Les scientifiques disent espérer que 19 cigognes élevées en captivité et relâchées le mois derniers à Knepp, rejoignant quatre autres cigognes juvéniles ayant niché dans deux nids dans la nature, les premiers nids réussis en Grande-Bretagne depuis le 15ème siècle. Le cas échéant, elles se rendront, comme Marge, au Maroc pour l’hiver.

«Le Maroc est plus long que large, avec une large façade atlantique et épouse donc parfaitement la forme de la migration des oiseaux de l’Europe du Nord et centrale qui empruntent la voie est-atlantique», nous explique ce jeudi L'ornithologue et professeur de l'université Moulay Ismaïl de Meknès, Imad Cherkaoui.

Contacté par Yabiladi, il ajoute que «pratiquement tous les oiseaux qui migrent entre l’Europe et l’Afrique passe par cette voie de migration et donc le territoire national».

L’expert note aussi que si la cigogne blanche européenne est une espèce migratrice, «ses habitudes ont pratiquement changé au Maroc». «Elle ne migre plus et devient pratiquement sédentaire tout au long de l’année», enchaîne-t-il.

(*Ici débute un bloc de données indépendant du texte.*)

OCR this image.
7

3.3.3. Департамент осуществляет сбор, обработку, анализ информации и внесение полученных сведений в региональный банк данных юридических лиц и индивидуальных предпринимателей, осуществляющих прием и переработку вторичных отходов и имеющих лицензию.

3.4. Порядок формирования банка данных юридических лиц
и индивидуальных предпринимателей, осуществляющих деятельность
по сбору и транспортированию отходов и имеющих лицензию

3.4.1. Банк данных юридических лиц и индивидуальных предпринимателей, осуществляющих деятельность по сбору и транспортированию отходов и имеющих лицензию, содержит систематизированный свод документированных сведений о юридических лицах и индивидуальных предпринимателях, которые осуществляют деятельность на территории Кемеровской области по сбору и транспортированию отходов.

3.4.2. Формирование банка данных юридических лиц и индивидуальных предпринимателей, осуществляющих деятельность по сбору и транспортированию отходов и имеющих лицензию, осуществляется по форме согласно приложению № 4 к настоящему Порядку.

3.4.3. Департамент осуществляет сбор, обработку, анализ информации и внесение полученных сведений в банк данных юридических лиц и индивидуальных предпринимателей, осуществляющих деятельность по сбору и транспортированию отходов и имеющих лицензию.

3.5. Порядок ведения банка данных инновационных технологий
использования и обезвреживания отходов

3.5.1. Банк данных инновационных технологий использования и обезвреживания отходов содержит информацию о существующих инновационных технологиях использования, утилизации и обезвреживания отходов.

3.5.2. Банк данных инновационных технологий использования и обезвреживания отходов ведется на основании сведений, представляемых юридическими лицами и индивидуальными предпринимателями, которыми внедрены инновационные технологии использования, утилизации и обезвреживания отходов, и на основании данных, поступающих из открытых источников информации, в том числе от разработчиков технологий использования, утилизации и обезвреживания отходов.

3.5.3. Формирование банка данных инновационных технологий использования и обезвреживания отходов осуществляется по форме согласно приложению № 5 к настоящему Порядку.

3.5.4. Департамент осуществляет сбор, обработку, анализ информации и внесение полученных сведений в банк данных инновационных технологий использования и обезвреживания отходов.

Un oiseau «protégé et respecté» dans le royaume

Un changement dû, selon l’ornithologue, à un certain nombre de facteurs, comme l’adoucissement du climat dans la zone méditerranéenne, qui fait que les hivers sont moins durs et les étés plus arides. «De plus, il y a aussi la multiplication des décharges urbaines qui fournissent une assiette d’alimentation incontournable pour les cigognes blanches au Maroc et beaucoup d’autres espèces», fait-il savoir.

De leur côté, les populations nordiques de l’espèce continuent, elles, à migrer à travers le Détroit de Gibraltar, en milliers d’individus, pour passer l’hiver au Maroc ou aller plus au sud.

«Les changements des habitudes migratoires des oiseaux, et pas seulement de la cigogne blanche, interviennent suite aux contraintes climatiques qui s’installent et sont imposées par le changement climatique. Au Maroc, la cigogne blanche a toujours été une espèce protégée voire même respectée et sacrée.»

Imad Cherkaoui

L’expert cite ainsi le folklore marocain qui définit cet oiseau au plumage principalement blanc, avec du noir sur les ailes, comme apportant «prospérité et bonheur aux ménages marocains».

«Quand une cigogne vient nicher sur le toit d’une maison, on la laisse le faire. Ma grand-mère me racontait que la cigogne était à la base un juge qui, n’ayant pas été juste, a été châtié et transformé en ‘Bellarej’», rappelle-t-il. Et de citer aussi «des poésies, des chants folkloriques et des proverbes qui décrivent l’oiseau, qui a donc sa place dans la culture marocaine».

«La cigogne blanche prospère également dans le royaume grâce à l’intensification de l’agriculture puisqu’elle chasse des rongeurs et des insectes ravageurs», permettant ainsi de se débarrasser de ces éléments nuisibles, conclut le chercheur.